A noter d’ailleurs qu’au-delà du chiffre plus qu’impressionnant du montant des investissements chinois, l’autre point fortement révélateur est la période de 25 ans, en d’autres termes un quart de siècle. Cela confirme une chose simple: l’alliance sino-iranienne équivaut à du long-terme.

«Deux anciennes cultures asiatiques, deux partenaires dans les secteurs du commerce, de l’économie, de la politique, de la culture et de la sécurité ayant des perspectives similaires et de nombreux intérêts bilatéraux et multilatéraux mutuels se considéreront mutuellement comme des partenaires stratégiques»,  indique la version finale du document de l’accord proposé de 18 pages, obtenu par le New York Times.

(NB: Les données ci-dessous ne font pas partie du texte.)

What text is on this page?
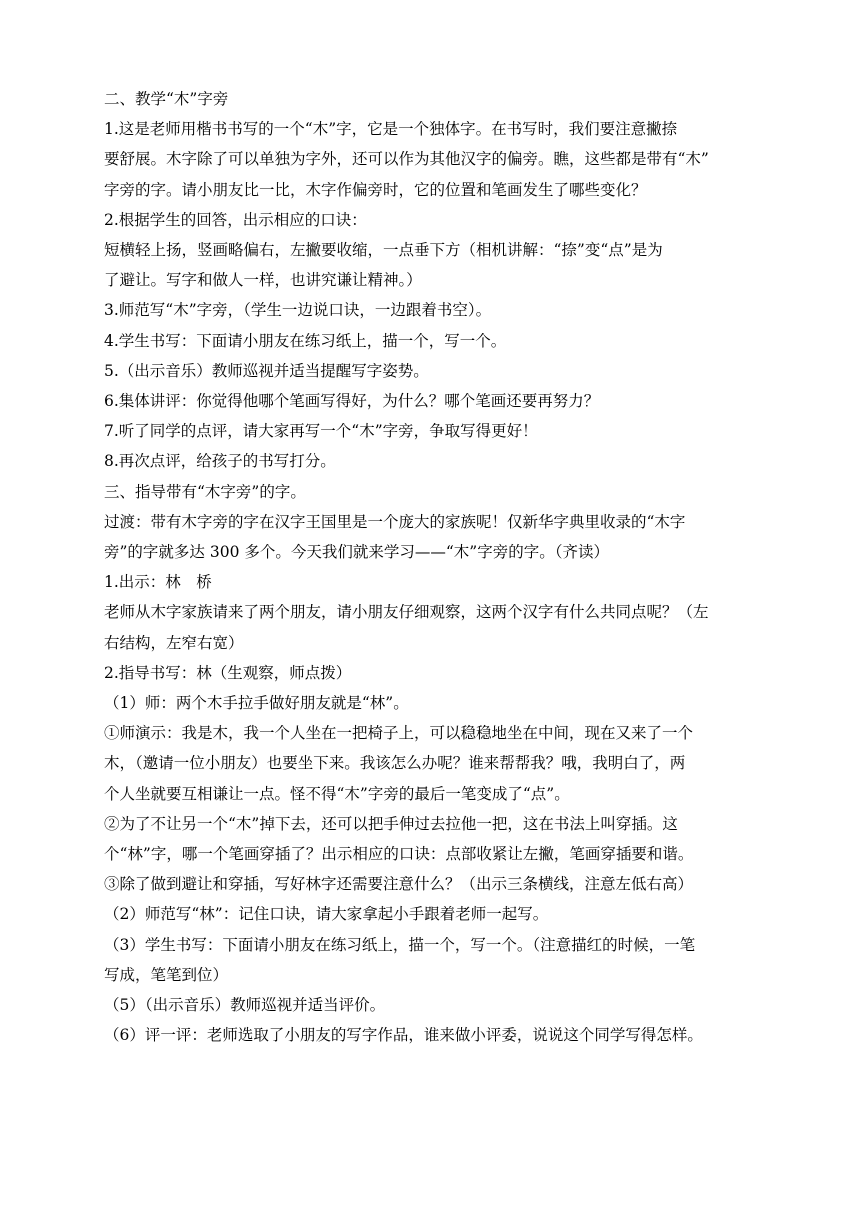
二、教学“木”字旁
1.这是老师用楷书书写的一个“木”字，它是一个独体字。在书写时，我们要注意撇捺
要舒展。木字除了可以单独为字外，还可以作为其他汉字的偏旁。瞧，这些都是带有“木”
字旁的字。请小朋友比一比，木字作偏旁时，它的位置和笔画发生了哪些变化？
2.根据学生的回答，出示相应的口诀：
短横轻上扬，竖画略偏右，左撇要收缩，一点垂下方（相机讲解：“捺”变“点”是为
了避让。写字和做人一样，也讲究谦让精神。）
3.师范写“木”字旁，（学生一边说口诀，一边跟着书空）。
4.学生书写：下面请小朋友在练习纸上，描一个，写一个。
5.（出示音乐）教师巡视并适当提醒写字姿势。
6.集体讲评：你觉得他哪个笔画写得好，为什么？哪个笔画还要再努力？
7.听了同学的点评，请大家再写一个“木”字旁，争取写得更好！
8.再次点评，给孩子的书写打分。
三、指导带有“木字旁”的字。
过渡：带有木字旁的字在汉字王国里是一个庞大的家族呢！仅新华字典里收录的“木字
旁”的字就多达 300 多个。今天我们就来学习——“木”字旁的字。（齐读）
1.出示：林　桥
老师从木字家族请来了两个朋友，请小朋友仔细观察，这两个汉字有什么共同点呢？（左
右结构，左窄右宽）
2.指导书写：林（生观察，师点拨）
（1）师：两个木手拉手做好朋友就是“林”。
①师演示：我是木，我一个人坐在一把椅子上，可以稳稳地坐在中间，现在又来了一个
木，（邀请一位小朋友）也要坐下来。我该怎么办呢？谁来帮帮我？哦，我明白了，两
个人坐就要互相谦让一点。怪不得“木”字旁的最后一笔变成了“点”。
②为了不让另一个“木”掉下去，还可以把手伸过去拉他一把，这在书法上叫穿插。这
个“林”字，哪一个笔画穿插了？出示相应的口诀：点部收紧让左撇，笔画穿插要和谐。
③除了做到避让和穿插，写好林字还需要注意什么？（出示三条横线，注意左低右高）
（2）师范写“林”：记住口诀，请大家拿起小手跟着老师一起写。
（3）学生书写：下面请小朋友在练习纸上，描一个，写一个。（注意描红的时候，一笔
写成，笔笔到位）
（5）（出示音乐）教师巡视并适当评价。
（6）评一评：老师选取了小朋友的写字作品，谁来做小评委，说说这个同学写得怎样。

Si déjà l’aspect économique de l’accord se trouvant au stade final est si impressionnant, il n’empêche que l’alliance en question ne se limite pas uniquement à lui. En effet, l’aspect sécuritaire fait lui aussi partie des orientations prioritaires de l’interaction Pékin-Téhéran. Ledit document décrit l’approfondissement de la coopération militaire et appelle à une formation et à des exercices conjoints, à des recherches conjointes, à la mise au point d’armes et au partage de renseignements. Des orientations donc effectivement stratégiques, et lorsqu’on sait que les exercices conjoints ont déjà été organisés entre l’Iran, la Chine et la Russie, la nouvelle alliance militaire désormais confirmée se renforce considérablement.

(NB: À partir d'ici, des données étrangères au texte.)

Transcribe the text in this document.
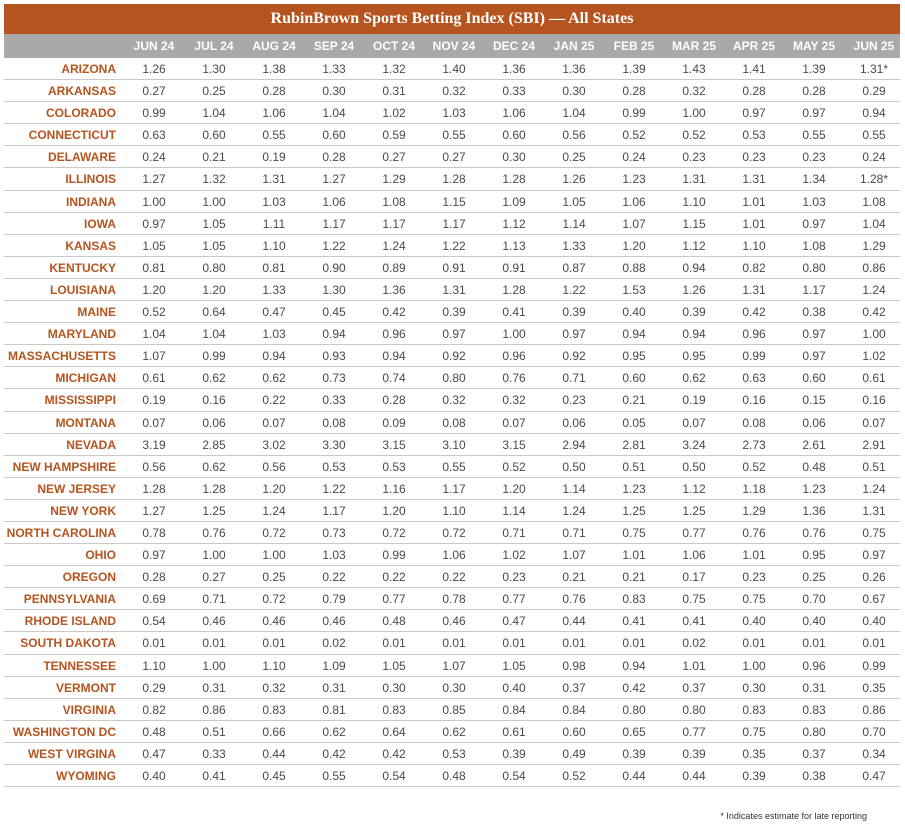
RubinBrown Sports Betting Index (SBI) — All States
JUN 24	JUL 24	AUG 24	SEP 24	OCT 24	NOV 24	DEC 24	JAN 25	FEB 25	MAR 25	APR 25	MAY 25	JUN 25
ARIZONA	1.26	1.30	1.38	1.33	1.32	1.40	1.36	1.36	1.39	1.43	1.41	1.39	1.31*
ARKANSAS	0.27	0.25	0.28	0.30	0.31	0.32	0.33	0.30	0.28	0.32	0.28	0.28	0.29
COLORADO	0.99	1.04	1.06	1.04	1.02	1.03	1.06	1.04	0.99	1.00	0.97	0.97	0.94
CONNECTICUT	0.63	0.60	0.55	0.60	0.59	0.55	0.60	0.56	0.52	0.52	0.53	0.55	0.55
DELAWARE	0.24	0.21	0.19	0.28	0.27	0.27	0.30	0.25	0.24	0.23	0.23	0.23	0.24
ILLINOIS	1.27	1.32	1.31	1.27	1.29	1.28	1.28	1.26	1.23	1.31	1.31	1.34	1.28*
INDIANA	1.00	1.00	1.03	1.06	1.08	1.15	1.09	1.05	1.06	1.10	1.01	1.03	1.08
IOWA	0.97	1.05	1.11	1.17	1.17	1.17	1.12	1.14	1.07	1.15	1.01	0.97	1.04
KANSAS	1.05	1.05	1.10	1.22	1.24	1.22	1.13	1.33	1.20	1.12	1.10	1.08	1.29
KENTUCKY	0.81	0.80	0.81	0.90	0.89	0.91	0.91	0.87	0.88	0.94	0.82	0.80	0.86
LOUISIANA	1.20	1.20	1.33	1.30	1.36	1.31	1.28	1.22	1.53	1.26	1.31	1.17	1.24
MAINE	0.52	0.64	0.47	0.45	0.42	0.39	0.41	0.39	0.40	0.39	0.42	0.38	0.42
MARYLAND	1.04	1.04	1.03	0.94	0.96	0.97	1.00	0.97	0.94	0.94	0.96	0.97	1.00
MASSACHUSETTS	1.07	0.99	0.94	0.93	0.94	0.92	0.96	0.92	0.95	0.95	0.99	0.97	1.02
MICHIGAN	0.61	0.62	0.62	0.73	0.74	0.80	0.76	0.71	0.60	0.62	0.63	0.60	0.61
MISSISSIPPI	0.19	0.16	0.22	0.33	0.28	0.32	0.32	0.23	0.21	0.19	0.16	0.15	0.16
MONTANA	0.07	0.06	0.07	0.08	0.09	0.08	0.07	0.06	0.05	0.07	0.08	0.06	0.07
NEVADA	3.19	2.85	3.02	3.30	3.15	3.10	3.15	2.94	2.81	3.24	2.73	2.61	2.91
NEW HAMPSHIRE	0.56	0.62	0.56	0.53	0.53	0.55	0.52	0.50	0.51	0.50	0.52	0.48	0.51
NEW JERSEY	1.28	1.28	1.20	1.22	1.16	1.17	1.20	1.14	1.23	1.12	1.18	1.23	1.24
NEW YORK	1.27	1.25	1.24	1.17	1.20	1.10	1.14	1.24	1.25	1.25	1.29	1.36	1.31
NORTH CAROLINA	0.78	0.76	0.72	0.73	0.72	0.72	0.71	0.71	0.75	0.77	0.76	0.76	0.75
OHIO	0.97	1.00	1.00	1.03	0.99	1.06	1.02	1.07	1.01	1.06	1.01	0.95	0.97
OREGON	0.28	0.27	0.25	0.22	0.22	0.22	0.23	0.21	0.21	0.17	0.23	0.25	0.26
PENNSYLVANIA	0.69	0.71	0.72	0.79	0.77	0.78	0.77	0.76	0.83	0.75	0.75	0.70	0.67
RHODE ISLAND	0.54	0.46	0.46	0.46	0.48	0.46	0.47	0.44	0.41	0.41	0.40	0.40	0.40
SOUTH DAKOTA	0.01	0.01	0.01	0.02	0.01	0.01	0.01	0.01	0.01	0.02	0.01	0.01	0.01
TENNESSEE	1.10	1.00	1.10	1.09	1.05	1.07	1.05	0.98	0.94	1.01	1.00	0.96	0.99
VERMONT	0.29	0.31	0.32	0.31	0.30	0.30	0.40	0.37	0.42	0.37	0.30	0.31	0.35
VIRGINIA	0.82	0.86	0.83	0.81	0.83	0.85	0.84	0.84	0.80	0.80	0.83	0.83	0.86
WASHINGTON DC	0.48	0.51	0.66	0.62	0.64	0.62	0.61	0.60	0.65	0.77	0.75	0.80	0.70
WEST VIRGINA	0.47	0.33	0.44	0.42	0.42	0.53	0.39	0.49	0.39	0.39	0.35	0.37	0.34
WYOMING	0.40	0.41	0.45	0.55	0.54	0.48	0.54	0.52	0.44	0.44	0.39	0.38	0.47
* Indicates estimate for late reporting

«Comment la politique iranienne de Trump a jeté Téhéran dans les bras de Pékin», s’alarme de son côté Atlantico. Et note que: «Sur le plan géopolitique, le rapprochement avec l’Iran ouvre les portes de l’Irak à la Chine, autre territoire où elle pourra potentiellement remplir le vide laissé béant par les Américains. Plus important enfin, l’accord pose les termes d’un triumvirat militaire, essentiellement aérien et naval, entre l’Iran, la Chine mais également la Russie, ce qui aura nécessairement des implications sur l’équilibre des forces en présence au Moyen-Orient. En cas de signature de l’accord, d’ici début novembre, les bombardiers et avions de chasse sino-russes bénéficieront d’un accès total aux bases aériennes iraniennes, tandis que leurs navires pourront user librement des ports de Chabahar, Bandar-e-Bushehr et Bandar Abbas, développés par des compagnies chinoises. Chine et Russie fourniront également à l’Iran leurs meilleures compétences et matériels en matière de guerre électronique, un domaine où l’armée iranienne est déjà particulièrement aguerrie».

L’inquiétude du mainstream médiatique et plus généralement de l’establishment occidental va même jusqu’à parler d’isolement des USA. Mais les dits analystes occidentaux oublient une chose essentielle. Les alliances géopolitiques, géoéconomiques et géostratégiques qui se forment et se renforcent dans le monde multipolaire actuel, et notamment dans le grand espace eurasien, ne sont pas dues uniquement aux pressions et menaces exercées par l’establishment étasunien et plus généralement atlantiste, mais découlent d’une simple constatation de réalité et de logique: une infime minorité ne peut aucunement se proclamer être la communauté internationale.